Vex'd Cloud Seed

  • Vex'd - Cloud Seed

    <b> Vex'd </b> - Cloud Seed

    ‘Cloud Seed’ captures the dark, cinematic drama that defines the first golden era of Dubstep, circa 2006/2007. It has all the trimmings: Urban angst, techno noir, an overwhelming sense of melancholy and metallic jackhammer rhythms to shield you off from the outside.

    Vex’d did much to popularise the original Dubstep sound with their debut album ‘Degenerate’ back in 2005. Riding on a wave of critical acclaim and supported by a fast growing scene, the duo of Jamie Teasdale and Roly Porter went back to the studio in 2006 to work on the much anticipated follow-up. Only, the second album never materialised and Vex’d split up quietly with both Teasdale and Porter going their own ways.

    What happened? Teasdale, aka Jamie Vex’d, claims he and his partner fell victim to outside circumstances. ‘We had moved away from each other, to different cities in different countries. We wanted to keep writing together, but geography and work made it too hard.’

    Nevertheless, Vex’d had racked up a few tracks which could pass as pretty much complete and their label Planet Mu stepped in to save this material for Dubstep and Electronica fans. Vex’d ruled out any touching up of the tracks in favour of a true snapshot of the early heydays of the Dubstep scene. ‘To change them would be to try to rewrite the moment we were in at that time,’ says Teasdale.

    With electronic music moving on as fast as it does, ‘Cloud Seed’ is a clear anachronism. While today’s scene is dominated by baroque keyboard touches and heavily syncopated rhythms, ‘Cloud Seed’ is an exercise in angular, metallic soundscapes. ‘Cloud Seed’ is abstraction in a sea of organic impressionism.
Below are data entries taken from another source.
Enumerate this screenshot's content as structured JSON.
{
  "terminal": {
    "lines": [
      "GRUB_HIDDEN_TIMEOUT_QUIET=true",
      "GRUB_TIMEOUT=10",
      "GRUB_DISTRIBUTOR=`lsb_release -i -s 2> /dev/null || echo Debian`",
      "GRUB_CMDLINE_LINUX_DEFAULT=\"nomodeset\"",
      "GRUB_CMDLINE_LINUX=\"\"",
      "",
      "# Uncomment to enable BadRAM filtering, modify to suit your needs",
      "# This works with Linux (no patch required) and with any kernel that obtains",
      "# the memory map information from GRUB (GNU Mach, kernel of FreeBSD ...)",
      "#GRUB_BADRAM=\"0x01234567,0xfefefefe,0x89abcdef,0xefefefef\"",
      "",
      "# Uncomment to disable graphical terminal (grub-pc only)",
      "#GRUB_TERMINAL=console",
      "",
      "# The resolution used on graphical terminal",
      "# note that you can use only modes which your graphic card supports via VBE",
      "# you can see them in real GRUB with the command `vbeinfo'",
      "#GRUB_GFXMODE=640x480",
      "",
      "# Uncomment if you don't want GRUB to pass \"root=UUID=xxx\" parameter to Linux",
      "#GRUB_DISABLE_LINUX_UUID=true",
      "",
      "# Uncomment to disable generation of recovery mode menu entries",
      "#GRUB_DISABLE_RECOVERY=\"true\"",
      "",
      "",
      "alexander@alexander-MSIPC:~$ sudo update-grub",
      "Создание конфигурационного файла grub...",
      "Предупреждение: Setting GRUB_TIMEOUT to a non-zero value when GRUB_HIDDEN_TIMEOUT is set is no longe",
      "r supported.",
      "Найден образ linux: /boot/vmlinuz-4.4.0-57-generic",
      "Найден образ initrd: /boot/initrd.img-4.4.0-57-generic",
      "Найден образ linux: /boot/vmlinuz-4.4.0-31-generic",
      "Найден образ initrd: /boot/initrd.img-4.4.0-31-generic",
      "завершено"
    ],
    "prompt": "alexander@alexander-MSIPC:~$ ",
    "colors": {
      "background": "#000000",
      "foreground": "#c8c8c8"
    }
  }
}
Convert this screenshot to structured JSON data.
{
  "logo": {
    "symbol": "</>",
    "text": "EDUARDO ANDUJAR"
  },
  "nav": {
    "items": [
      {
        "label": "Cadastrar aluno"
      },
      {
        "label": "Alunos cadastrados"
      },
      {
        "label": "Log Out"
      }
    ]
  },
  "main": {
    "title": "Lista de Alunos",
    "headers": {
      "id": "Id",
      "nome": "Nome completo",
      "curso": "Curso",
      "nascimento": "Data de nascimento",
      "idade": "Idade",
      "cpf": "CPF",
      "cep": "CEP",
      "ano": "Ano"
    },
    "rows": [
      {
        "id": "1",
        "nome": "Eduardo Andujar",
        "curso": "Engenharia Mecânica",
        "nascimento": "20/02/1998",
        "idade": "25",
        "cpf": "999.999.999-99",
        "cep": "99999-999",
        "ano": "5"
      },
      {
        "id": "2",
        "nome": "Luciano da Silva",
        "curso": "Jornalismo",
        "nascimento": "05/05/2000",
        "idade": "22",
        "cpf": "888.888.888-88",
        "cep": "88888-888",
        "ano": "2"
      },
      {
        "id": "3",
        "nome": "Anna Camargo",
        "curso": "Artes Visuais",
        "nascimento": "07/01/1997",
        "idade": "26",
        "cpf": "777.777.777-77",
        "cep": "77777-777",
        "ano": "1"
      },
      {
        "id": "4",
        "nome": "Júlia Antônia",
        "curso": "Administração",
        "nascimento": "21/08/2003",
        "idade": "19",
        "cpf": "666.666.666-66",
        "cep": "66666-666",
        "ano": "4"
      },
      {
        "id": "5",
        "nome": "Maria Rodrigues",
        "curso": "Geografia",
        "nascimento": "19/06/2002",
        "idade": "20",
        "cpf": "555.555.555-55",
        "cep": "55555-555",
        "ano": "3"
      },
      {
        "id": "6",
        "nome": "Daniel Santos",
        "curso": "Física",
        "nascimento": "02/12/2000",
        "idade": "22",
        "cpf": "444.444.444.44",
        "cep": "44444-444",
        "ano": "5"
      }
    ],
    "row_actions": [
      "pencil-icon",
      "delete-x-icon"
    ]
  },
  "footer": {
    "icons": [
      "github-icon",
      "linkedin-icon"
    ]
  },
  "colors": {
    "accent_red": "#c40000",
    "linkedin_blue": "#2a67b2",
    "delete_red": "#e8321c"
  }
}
Or it just sounds sooo 2006/07, if you like. Have we really moved on that far in a few years? The answer is ‘yes’ and Teasdale himself is out there recording at the front of the new wave as Kuedo. Compare Kuedo’s brand new ‘Dream Sequence’ EP with ‘Cloud Seed’ and you will see that Jamie hasn’t rested on his Vex’d laurels.

    If you don’t mind delving back into the past, ‘Cloud Seed’ makes a decent long lost companion piece to Burial’s classic debut ‘To The Boroughs’. Due to the unfinished nature of the material it is difficult to say whether ‘Cloud Seed’ could ever have matched the elegance of ‘Boroughs’ but Vex’d pin down that particular urban noir sound like few have done since.

    On top of the ten lost Vex’d tracks, ‘Cloud Seed’ features four long out of print Vex’d remixes from that period. The re-rub of Russian classical composer Prokofiev’s ‘String Quartet No.2′ withstood the passing of time rather well and so did the Vex’d mix of Plaid’s ‘Bar Kimura’. Despite the mix and match compilation of tracks, ‘Cloud Seed’ succeeds in sounding like an album done with a purpose. Respect to the quality of the material left behind by Vex’d, which leaves the usual odds-and-sods studio outtakes compilations far behind.